Liszt arrived in Budapest on February 4 [1884]. He heard Rubinstein give a piano recital in the auditorium of the Hungária Hotel on February 16; and the following month he attended a Philharmonic concert especially to hear Vladimir de Pachmann play Chopin's F-minor Piano Concerto. Pachmann never knew that he was in the audience, since Liszt had p.463 hidden himself in a box at the back of the theatre [NN: that hardly constitutes a proof that Pachmann never knew Liszt was in the audience]; he had long since stopped making official appearances at the Philharmonic concerts, with which organisation he was still in contention.10 Both Pachmann and Rubinstein paid tribute to Liszt by performing some of his solo pieces, including Au bord d'une source, which was in the repertoire of both men.

Vol. 3, p.488:

Although the hour was late [on Friday 9 April 1886], Liszt accepted an invitation from the Prince of Wales to go over to Prince's Hall [in London] for the last of the so-called "smoking concerts" of the Royal Amateur Orchestral Society.

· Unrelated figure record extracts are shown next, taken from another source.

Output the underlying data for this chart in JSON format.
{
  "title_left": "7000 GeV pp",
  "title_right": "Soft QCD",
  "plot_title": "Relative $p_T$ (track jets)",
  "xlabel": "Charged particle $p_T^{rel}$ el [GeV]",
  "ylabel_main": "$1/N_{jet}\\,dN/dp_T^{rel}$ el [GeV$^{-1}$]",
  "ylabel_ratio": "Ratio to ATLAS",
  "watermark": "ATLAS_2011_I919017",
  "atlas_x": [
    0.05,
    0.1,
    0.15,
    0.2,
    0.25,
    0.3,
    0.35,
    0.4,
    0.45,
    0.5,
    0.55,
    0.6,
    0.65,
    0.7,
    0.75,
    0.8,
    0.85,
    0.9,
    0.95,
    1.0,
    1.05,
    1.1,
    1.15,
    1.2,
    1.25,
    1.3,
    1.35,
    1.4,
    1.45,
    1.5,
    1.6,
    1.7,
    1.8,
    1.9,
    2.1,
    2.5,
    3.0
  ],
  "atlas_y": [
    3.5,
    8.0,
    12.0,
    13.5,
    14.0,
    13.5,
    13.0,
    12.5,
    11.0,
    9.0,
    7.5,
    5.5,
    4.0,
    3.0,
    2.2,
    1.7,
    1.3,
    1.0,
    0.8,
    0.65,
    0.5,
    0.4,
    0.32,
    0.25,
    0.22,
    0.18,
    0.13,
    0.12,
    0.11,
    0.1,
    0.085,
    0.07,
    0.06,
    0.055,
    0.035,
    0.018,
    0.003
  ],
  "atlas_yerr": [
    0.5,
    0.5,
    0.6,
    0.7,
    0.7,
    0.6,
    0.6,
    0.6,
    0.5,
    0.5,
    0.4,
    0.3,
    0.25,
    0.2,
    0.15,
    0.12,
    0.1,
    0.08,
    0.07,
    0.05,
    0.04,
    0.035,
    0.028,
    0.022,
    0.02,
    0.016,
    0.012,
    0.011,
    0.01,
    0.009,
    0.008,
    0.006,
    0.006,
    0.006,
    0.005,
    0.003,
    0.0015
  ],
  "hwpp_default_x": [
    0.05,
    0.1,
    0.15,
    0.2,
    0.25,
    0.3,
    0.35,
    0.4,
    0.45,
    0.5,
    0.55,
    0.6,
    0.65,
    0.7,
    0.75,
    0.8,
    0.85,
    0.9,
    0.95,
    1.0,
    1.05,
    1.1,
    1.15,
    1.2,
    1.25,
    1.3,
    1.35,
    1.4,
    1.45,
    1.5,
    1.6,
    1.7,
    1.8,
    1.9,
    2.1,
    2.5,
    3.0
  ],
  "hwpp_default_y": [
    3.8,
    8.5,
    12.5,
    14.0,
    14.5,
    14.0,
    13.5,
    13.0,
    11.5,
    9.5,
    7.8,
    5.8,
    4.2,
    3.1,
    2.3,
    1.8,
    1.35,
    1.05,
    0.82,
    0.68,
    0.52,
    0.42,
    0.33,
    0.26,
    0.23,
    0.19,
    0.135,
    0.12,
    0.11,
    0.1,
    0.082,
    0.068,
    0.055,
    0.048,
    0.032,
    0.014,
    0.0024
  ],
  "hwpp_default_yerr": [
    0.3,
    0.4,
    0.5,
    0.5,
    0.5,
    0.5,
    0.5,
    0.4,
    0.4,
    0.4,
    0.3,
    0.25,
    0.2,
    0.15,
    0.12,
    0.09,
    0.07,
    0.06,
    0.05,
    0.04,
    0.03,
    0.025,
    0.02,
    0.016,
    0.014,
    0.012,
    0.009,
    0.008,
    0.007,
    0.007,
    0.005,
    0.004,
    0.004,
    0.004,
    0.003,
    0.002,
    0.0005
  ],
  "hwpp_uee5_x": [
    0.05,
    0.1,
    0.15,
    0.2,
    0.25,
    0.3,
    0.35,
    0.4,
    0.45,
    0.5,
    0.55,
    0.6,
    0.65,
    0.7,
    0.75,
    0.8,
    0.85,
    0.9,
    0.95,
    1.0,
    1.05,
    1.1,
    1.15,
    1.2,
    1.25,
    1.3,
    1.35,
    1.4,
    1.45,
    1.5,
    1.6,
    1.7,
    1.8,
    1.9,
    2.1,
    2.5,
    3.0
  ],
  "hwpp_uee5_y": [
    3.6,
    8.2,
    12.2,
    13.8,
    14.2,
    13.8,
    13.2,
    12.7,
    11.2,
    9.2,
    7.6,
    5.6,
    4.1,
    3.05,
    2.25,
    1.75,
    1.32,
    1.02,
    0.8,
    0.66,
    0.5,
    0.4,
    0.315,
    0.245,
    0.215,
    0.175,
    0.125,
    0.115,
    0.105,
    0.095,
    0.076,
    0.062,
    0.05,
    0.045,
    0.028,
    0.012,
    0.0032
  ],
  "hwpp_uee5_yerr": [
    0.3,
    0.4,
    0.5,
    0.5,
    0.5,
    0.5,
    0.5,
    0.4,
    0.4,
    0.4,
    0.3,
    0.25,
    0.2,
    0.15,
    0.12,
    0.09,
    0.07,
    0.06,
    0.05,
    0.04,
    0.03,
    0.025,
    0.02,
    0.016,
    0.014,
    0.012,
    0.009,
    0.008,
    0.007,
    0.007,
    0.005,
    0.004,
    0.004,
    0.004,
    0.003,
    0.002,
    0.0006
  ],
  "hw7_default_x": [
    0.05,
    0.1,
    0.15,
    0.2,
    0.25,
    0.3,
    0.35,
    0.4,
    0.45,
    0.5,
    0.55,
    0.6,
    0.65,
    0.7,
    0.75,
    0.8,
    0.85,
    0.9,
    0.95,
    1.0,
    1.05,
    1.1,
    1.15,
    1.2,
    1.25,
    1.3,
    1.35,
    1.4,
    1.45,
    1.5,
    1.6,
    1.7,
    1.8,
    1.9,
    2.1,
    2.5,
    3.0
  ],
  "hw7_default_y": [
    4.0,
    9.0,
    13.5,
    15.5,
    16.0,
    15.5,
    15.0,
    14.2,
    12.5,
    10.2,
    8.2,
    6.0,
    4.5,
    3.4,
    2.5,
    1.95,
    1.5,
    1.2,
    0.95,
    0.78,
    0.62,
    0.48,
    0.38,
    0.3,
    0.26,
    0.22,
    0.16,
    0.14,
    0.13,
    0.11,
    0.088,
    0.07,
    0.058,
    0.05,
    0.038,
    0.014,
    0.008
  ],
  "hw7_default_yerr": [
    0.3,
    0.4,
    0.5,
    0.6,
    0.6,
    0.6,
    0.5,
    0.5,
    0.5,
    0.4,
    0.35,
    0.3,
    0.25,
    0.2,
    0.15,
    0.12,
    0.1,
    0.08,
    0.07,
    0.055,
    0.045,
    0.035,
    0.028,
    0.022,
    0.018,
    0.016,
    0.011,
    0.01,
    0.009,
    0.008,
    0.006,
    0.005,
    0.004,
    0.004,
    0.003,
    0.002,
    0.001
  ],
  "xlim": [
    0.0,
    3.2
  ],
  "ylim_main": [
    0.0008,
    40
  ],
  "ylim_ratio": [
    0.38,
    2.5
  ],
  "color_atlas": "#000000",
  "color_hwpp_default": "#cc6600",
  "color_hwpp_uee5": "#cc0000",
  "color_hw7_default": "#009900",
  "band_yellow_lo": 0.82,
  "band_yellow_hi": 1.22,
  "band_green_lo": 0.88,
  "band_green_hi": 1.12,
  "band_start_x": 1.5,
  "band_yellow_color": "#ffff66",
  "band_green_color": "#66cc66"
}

Liszt sat next to the prince and heard the orchestra play pieces by Beethoven and Rossini. From the standpoint of posterity, the most interesting event of that "smoker" was the appearance of Vladimir de Pachmann playing piano solos by Henselt and Liszt himself. It was, in the words of one reporter, a jovial evening in which the abbé "showed himself thoroughly smoke-proof."23 [Musical Times, May 1, 1886, p.257.]